その翠玉の瞳が、俺の手元のPCに釘付けになった。
「……なに、それ?」
「え? ああ、これは俺の故郷の道具で、パソコンって言ってだな……」
俺が説明しようとした、次の瞬間。
「なんなのよその美しい光はぁぁぁッ!?」
ドォォォンッ!!
リーシャが看守を振りほどき、猛獣のような勢いで俺に飛びかかってきた。
「うわっ!?」
「ちょっと、アンタ何するのよ!」
キャルルが慌てて止めに入り、リーシャの襟首を掴んで引き剥がす。
だが、リーシャの目は完全にイっていた。

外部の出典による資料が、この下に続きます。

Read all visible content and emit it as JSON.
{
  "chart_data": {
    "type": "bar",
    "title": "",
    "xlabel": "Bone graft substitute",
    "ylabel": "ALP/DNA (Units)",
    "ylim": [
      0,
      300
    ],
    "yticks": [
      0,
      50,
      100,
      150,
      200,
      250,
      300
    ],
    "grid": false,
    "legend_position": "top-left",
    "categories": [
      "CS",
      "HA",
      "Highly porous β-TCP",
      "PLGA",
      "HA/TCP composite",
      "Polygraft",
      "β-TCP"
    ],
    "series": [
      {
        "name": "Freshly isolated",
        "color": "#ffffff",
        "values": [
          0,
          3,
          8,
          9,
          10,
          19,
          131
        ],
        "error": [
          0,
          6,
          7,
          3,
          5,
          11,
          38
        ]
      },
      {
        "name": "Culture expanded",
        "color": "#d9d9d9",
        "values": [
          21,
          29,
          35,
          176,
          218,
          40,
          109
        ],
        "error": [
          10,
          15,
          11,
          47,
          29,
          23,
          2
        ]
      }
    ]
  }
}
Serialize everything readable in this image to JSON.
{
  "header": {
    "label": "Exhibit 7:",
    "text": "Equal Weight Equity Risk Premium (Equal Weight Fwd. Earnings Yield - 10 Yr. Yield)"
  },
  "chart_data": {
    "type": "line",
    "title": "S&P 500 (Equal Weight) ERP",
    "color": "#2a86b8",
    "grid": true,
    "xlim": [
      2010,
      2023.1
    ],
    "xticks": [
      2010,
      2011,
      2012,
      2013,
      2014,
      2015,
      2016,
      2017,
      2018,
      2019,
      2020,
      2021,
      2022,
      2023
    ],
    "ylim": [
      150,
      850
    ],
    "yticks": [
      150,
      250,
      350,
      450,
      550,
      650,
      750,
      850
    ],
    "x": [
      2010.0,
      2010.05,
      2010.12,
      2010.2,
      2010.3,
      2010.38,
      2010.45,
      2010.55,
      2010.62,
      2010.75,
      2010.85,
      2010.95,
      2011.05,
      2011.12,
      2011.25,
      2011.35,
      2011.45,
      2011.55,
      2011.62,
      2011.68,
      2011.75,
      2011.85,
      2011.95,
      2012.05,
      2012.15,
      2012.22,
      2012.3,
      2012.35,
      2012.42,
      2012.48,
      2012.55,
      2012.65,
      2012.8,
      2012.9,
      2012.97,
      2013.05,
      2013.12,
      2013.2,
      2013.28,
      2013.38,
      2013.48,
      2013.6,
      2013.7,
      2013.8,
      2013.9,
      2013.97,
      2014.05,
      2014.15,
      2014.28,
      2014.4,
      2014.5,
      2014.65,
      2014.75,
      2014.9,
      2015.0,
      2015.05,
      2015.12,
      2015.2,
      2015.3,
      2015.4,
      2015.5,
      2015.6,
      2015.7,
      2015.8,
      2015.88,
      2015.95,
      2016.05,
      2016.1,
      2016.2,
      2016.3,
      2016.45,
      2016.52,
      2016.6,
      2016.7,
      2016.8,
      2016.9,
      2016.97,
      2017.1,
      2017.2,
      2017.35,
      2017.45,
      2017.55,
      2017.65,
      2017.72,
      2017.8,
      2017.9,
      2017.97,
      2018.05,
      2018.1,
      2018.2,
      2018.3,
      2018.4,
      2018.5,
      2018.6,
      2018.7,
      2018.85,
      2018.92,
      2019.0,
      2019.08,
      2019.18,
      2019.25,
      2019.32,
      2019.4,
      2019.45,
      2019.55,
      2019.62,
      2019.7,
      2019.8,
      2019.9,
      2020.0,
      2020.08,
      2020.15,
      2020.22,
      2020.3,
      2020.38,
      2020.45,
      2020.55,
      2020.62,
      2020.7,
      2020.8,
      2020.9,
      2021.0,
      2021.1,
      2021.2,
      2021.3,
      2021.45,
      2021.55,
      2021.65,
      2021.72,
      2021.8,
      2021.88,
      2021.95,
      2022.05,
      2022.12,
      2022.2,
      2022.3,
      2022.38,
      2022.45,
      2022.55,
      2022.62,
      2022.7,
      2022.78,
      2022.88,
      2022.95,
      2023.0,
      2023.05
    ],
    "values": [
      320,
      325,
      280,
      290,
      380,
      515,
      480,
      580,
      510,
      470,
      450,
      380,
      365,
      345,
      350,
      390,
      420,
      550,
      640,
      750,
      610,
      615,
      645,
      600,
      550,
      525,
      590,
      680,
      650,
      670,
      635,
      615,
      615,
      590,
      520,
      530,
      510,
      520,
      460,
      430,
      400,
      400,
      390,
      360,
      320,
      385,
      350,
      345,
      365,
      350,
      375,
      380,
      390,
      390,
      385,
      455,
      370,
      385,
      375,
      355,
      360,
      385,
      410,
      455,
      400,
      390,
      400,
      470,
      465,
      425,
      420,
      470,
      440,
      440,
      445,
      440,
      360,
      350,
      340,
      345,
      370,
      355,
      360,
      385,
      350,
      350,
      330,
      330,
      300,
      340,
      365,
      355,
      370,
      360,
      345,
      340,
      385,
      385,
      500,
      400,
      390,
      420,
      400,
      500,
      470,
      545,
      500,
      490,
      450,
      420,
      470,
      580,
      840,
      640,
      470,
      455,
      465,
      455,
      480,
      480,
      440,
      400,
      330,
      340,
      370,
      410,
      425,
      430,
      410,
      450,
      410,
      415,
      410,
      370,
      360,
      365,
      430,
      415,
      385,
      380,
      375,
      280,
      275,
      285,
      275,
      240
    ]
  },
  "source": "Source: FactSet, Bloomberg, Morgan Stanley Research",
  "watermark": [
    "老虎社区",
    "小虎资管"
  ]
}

血走り、口端から涎が垂れそうになっている。
「見せなさい! 近くで見せなさいよ! その薄さで発光する平面板!? ありえない、魔力反応が極小なのに、どうやって映像を維持してるの!? 未知の合金!? 超古代文明のロストテクノロジー!?」
彼女はキャルルに拘束されながらも、手足をバタつかせてPCに滲り寄ろうとする。
さっきまでの薄幸の美少女はどこへやら。完全にマッドサイエンティストの顔だ。
「ねえお願い! 一度だけでいいから! 中身を見せて! 分解させて! 装甲の1ミリでもいいから削り取って成分分析させてぇぇッ! そのためなら何でもするわ! 足だって舐めるからぁッ!」
「ひ、ひぇぇ……。大地、こいつヤバいわよ。本当に仲間にして大丈夫なの……?」
キャルルがドン引きした顔で俺を見る。俺も引きつった笑みを浮かべるしかなかった。
「ま、まあ、元気になったようで何よりだ……」
俺はPCを高く掲げ、彼女の手が届かないようにしながら宣言した。
「リーシャ・ヴェルデ。君の借金2億エンは俺が肩代わりした。今後、君は俺の専属エンジニアとして働いてもらう」
「エンジニア!? ってことは、その板(未知のテクノロジー)をいじり放題ってこと!?」
「いや、いじるのは禁止だ。壊されたら困る。君には、このPCの中にある『設計図』を、こちらの世界の技術で再現してもらいたいんだ」
「見るだけ……? ちぇっ、ケチね。……まあいいわ。その『設計図』とやらが面白そうなら、協力してあげないこともないわよ」
リーシャは急にツンとした態度に戻り、腕組みをした。だが、その目はPCから離れておらず、ギラギラと輝いている。
……前途多難だが、とりあえず「技術者」の確保には成功したようだ。
「よし、契約成立だ。次は、本命の『宝石』だ」
俺たちは騒がしい新入りを引き連れ、再びVIP席へと戻った。
会場では、いよいよメインイベントの商品が運び込まれようとしていた。